Scènes

CRITIQUE

Epreuve du feu réussie pour Célia fée. Comme promis, elle a rencontré les machines déjantées, a escaladé les nuages en compagnie d'Humphrey le wagonnet, de Yolande la pyramide, Marcel l'échelle et de Pourquoi, le petit computer. Le tout sous le regard ému de Philippe Lafontaine, jeune grand-père qui a gardé sa muse, la vraie Célia, sur les genoux durant toute la représentation, jusqu'au salut final pour lequel il fut invité à monter sur scène; standing ovation d'un public de première oblige.

Non seulement, chacun a déjà entendu un extrait de cette comédie musicale entièrement belge afin de savoir le pourquoi, le comment, enfin bref la clef des larmes. En outre, une promotion rondement menée, de nombreuses interviews, un chauvinisme de bon aloi et la joie à l'idée de festivités familiales autres que la dinde, le Cirque ou les vacances sur glace contribuent à chauffer une salle, fût-elle frileuse.

DIVA DES PYRAMIDES

Comme promis, ouverture des portes de l'usine sur le décor d'échafaudages dont l'agencement permet déplacements, cabrioles, envols, chutes non fatales et surtout mise en scène de Marine Haulot, qui après Emilie jolie et La belle et la bête, fait preuve ici d'une créativité bienvenue au départ d'un décor faussement minimaliste. Dommage, en revanche, qu'elle n'a pas été mieux conseillée ou inspirée pour la chorégraphie, réduite ici à son plus simple pas de danse.

Divinement jaune et incarnée par la très remarquée Nathalie Stas, Yolande la diva des pyramides qui déteste s'entendre dire qu'elle aurait pu n'être qu'une vulgaire équerre, s'étire. Il ne pleut plus. Info de première pour les fabricants de nuages que sont les principaux protagonistes de cette histoire. À leur tour, Humphrey le wagonnet et Marcel l'échelle s'éveillent. Les machines s'activent. Allez hop, notre petit voisin de salle entonne gaiement la chanson accompagné par Patrick Deltenre et Philippe Mobers, musiciens tapis dans l'ombre.

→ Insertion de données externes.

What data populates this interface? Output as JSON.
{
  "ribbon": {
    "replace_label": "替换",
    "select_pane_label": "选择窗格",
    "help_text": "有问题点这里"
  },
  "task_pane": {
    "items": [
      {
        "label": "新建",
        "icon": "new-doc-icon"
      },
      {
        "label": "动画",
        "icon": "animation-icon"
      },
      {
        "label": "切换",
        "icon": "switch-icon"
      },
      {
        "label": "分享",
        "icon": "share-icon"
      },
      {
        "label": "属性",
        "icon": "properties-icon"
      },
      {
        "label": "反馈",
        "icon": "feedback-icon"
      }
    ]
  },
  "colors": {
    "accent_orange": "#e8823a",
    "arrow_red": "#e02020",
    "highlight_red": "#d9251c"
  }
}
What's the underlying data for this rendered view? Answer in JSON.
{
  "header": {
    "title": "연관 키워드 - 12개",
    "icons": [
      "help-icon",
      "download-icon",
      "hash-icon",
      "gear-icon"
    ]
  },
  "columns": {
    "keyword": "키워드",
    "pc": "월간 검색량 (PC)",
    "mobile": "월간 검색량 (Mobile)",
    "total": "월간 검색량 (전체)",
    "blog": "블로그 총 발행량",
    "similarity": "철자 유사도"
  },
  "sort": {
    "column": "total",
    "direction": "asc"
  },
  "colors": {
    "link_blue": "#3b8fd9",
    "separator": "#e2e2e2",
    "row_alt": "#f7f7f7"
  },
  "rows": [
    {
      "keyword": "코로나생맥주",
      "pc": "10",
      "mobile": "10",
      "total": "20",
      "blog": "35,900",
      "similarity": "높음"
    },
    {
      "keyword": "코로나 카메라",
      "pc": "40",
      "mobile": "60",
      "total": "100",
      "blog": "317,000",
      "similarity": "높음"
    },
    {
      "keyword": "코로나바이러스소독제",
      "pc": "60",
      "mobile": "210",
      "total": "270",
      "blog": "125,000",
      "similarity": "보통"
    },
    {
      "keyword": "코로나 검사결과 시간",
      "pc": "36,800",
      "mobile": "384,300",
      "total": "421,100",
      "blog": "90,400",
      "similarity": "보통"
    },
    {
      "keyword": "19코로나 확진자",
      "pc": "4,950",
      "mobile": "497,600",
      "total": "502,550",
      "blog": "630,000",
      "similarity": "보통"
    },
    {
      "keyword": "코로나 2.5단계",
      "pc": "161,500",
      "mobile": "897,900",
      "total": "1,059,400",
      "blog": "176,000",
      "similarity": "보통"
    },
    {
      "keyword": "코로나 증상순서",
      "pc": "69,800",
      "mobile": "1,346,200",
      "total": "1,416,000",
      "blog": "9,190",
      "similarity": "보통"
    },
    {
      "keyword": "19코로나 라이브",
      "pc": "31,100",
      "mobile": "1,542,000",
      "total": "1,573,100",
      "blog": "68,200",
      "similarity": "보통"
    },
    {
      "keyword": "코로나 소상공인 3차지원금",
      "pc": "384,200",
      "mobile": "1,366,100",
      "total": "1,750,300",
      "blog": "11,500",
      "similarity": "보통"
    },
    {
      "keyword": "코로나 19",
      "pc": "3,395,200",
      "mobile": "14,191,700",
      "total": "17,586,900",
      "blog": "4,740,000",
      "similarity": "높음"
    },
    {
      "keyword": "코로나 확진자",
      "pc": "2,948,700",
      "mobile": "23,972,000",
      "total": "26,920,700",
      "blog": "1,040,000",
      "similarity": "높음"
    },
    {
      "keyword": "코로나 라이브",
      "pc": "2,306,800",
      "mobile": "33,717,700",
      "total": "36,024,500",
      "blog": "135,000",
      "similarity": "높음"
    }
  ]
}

Les personnages s'imposent d'entrée de chant, leurs costumes colorés séduisent. Ils habitent l'espace et la soirée promet d'être belle surtout lorsque résonne, du fond de la salle, la voix cristalline de Célia, ingénue, souriante, fraîche et crédible dans son rôle de petite fée-fille naïve et non niaise. Ayayay, sa première chanson, glisse la note d'une poésie propre à Philippe Lafontaine, souvent plus tendre que loup.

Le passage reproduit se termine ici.